The Midwest Economy Index declined to 0.21 in June from 0.53 in May, its eighth straight month above its historical trend, according to the Federal Reserve Bank of Chicago.
The relative MEI posted a 0.72 reading in June, up from its 0.66 reading in May.
Manufacturing contributed 0.44 to the index in June, after a 0.53 contribution in May, while contributing 0.73 to the relative MEI, up from 0.61 in May.
Construction and mining subtracted 0.28 from MEI in June, after subtracting 0.19 in May, and for relative MEI the sector subtracted 0.20 in June, after subtracting 0.10 in May.
The service sector subtracted 0.02 from MEI in June after contributing 0.03 in May, while adding 0.07 to relative MEI in June after contributing 0.02 in May.
Consumer spending added 0.07 to MEI in June, down from 0.16 in May, while contributing 0.12 to relative MEI in June after a 0.13 contribution in February.
The index is a weighted average of 128 state and regional indicators encompassing the five states in the Seventh Federal Reserve District (Illinois, Indiana, Iowa, Michigan, and Wisconsin). The index measures growth in nonfarm business activity.

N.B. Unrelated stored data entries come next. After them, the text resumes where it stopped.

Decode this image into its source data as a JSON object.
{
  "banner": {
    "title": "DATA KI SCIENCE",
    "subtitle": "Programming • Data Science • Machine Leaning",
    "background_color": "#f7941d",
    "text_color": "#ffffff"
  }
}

A zero value for the MEI indicates that the Midwest economy is expanding at its historical trend rate of growth; negative values are associated with below-trend growth while positive values indicate above-trend growth. A zero value for the relative MEI indicates that the Midwest economy is growing at a rate historically consistent with the growth of the national economy; positive values indicate above-average relative growth; and negative values indicate below-average relative growth.